Panahi stated that his mother had been instructed not to leave the village except for matters such as going to the hospital or the doctor.
“Under the Shadow of Execution, Imprisonment, Torture”
He also said that Sharifeh faced the specter of execution years before her 24-year-old son.
“Years before Ramin, my other brother Anwar, a prominent Kurdish activist, was arrested in 2006 and sentenced to death in 2007 over his affiliation with Komala,” he said, referring to the Komala Party of Iranian Kurdistan.
“Fortunately, thanks to the collective efforts by human rights organizations, the people of Kurdistan, as well as my mother’s relentless advocacy, Anwar was spared from execution after seven years and several months in prison,” he added.
“Since that time, our family has lived under the shadow of execution, imprisonment, torture and detention,” he recalled, mentioning the death of another brother, Ashraf, who was actively following Anwar’s case during the same period.

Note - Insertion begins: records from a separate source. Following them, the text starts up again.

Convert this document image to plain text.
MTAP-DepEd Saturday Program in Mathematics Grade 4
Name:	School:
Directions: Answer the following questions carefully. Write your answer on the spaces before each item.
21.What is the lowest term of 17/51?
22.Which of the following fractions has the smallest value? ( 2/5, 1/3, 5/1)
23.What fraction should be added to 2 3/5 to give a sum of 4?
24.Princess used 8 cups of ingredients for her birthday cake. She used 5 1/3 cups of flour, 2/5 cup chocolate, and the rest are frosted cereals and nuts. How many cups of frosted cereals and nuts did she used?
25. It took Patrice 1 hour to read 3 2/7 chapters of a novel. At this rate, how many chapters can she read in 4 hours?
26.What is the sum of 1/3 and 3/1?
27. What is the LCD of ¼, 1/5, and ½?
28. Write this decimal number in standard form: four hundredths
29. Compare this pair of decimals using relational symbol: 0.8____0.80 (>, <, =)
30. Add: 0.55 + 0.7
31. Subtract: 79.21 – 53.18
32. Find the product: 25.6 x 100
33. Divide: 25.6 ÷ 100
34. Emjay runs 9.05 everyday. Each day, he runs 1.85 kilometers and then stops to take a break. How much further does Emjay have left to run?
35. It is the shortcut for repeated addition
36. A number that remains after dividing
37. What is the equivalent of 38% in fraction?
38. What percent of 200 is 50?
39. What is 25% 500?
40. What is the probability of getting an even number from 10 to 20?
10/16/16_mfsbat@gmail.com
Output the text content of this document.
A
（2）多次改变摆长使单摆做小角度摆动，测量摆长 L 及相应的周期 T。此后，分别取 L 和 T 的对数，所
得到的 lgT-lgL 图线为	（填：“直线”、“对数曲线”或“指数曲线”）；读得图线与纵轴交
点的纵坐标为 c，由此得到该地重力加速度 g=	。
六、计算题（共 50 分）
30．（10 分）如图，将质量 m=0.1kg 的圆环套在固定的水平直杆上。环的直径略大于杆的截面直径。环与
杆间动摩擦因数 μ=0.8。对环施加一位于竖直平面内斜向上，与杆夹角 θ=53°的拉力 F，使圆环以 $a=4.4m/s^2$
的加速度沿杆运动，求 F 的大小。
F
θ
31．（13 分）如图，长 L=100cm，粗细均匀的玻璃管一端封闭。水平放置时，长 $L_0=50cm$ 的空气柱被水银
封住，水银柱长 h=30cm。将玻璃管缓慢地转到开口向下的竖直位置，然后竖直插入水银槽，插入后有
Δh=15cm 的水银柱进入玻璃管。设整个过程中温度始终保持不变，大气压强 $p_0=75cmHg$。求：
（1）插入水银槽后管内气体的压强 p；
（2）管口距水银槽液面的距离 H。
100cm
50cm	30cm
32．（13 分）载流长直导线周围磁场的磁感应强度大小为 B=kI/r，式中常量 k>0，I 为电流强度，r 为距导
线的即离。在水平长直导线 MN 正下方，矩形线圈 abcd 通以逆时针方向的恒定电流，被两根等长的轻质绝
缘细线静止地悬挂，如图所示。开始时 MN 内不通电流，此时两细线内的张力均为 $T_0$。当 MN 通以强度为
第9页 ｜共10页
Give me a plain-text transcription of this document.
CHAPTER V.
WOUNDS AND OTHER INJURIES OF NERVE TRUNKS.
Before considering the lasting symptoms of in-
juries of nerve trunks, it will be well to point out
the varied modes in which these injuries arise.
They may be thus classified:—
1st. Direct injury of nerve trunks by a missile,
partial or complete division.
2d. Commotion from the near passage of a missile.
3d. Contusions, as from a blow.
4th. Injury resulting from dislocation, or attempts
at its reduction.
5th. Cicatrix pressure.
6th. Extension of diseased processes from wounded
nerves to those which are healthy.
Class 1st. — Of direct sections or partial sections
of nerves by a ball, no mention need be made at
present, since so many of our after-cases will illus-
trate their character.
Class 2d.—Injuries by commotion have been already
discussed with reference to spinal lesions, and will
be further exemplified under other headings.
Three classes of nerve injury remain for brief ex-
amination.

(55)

Ashraf’s lifeless body was found in 2017 on a rural road near Sanandaj. He had been run over by a car.
Panahi stated that while Anwar faced execution, Ashraf, a civil activist and member of the campaign to defend political prisoners on strike in Sanandaj prison, “was assassinated by the Ministry of Intelligence.”
Simultaneously, Ramin, who was still a teenager at the time, and his brother Afshin were detained.
“My mother had no other recourse to defend her children and her heart. Ramin, still young, had just been released from prison,” Panahi said. “The intense pressure forced him to travel to Iraqi Kurdistan. Upon his return to visit my mother, he was arrested and later sentenced to death.”
“A significant international campaign was launched against this verdict, and my mother officially entered the arena at that time to save her youngest child.
“Unfortunately, Ramin was executed, and now the sole purpose and solace for my mother is to oppose executions and do whatever she can for the prisoners’ families.”
Ramin was executed on September 8, 2018, after having endured months of torture and consistently denying accusations he had entered the country with weapons and fired 30 rounds of ammunition.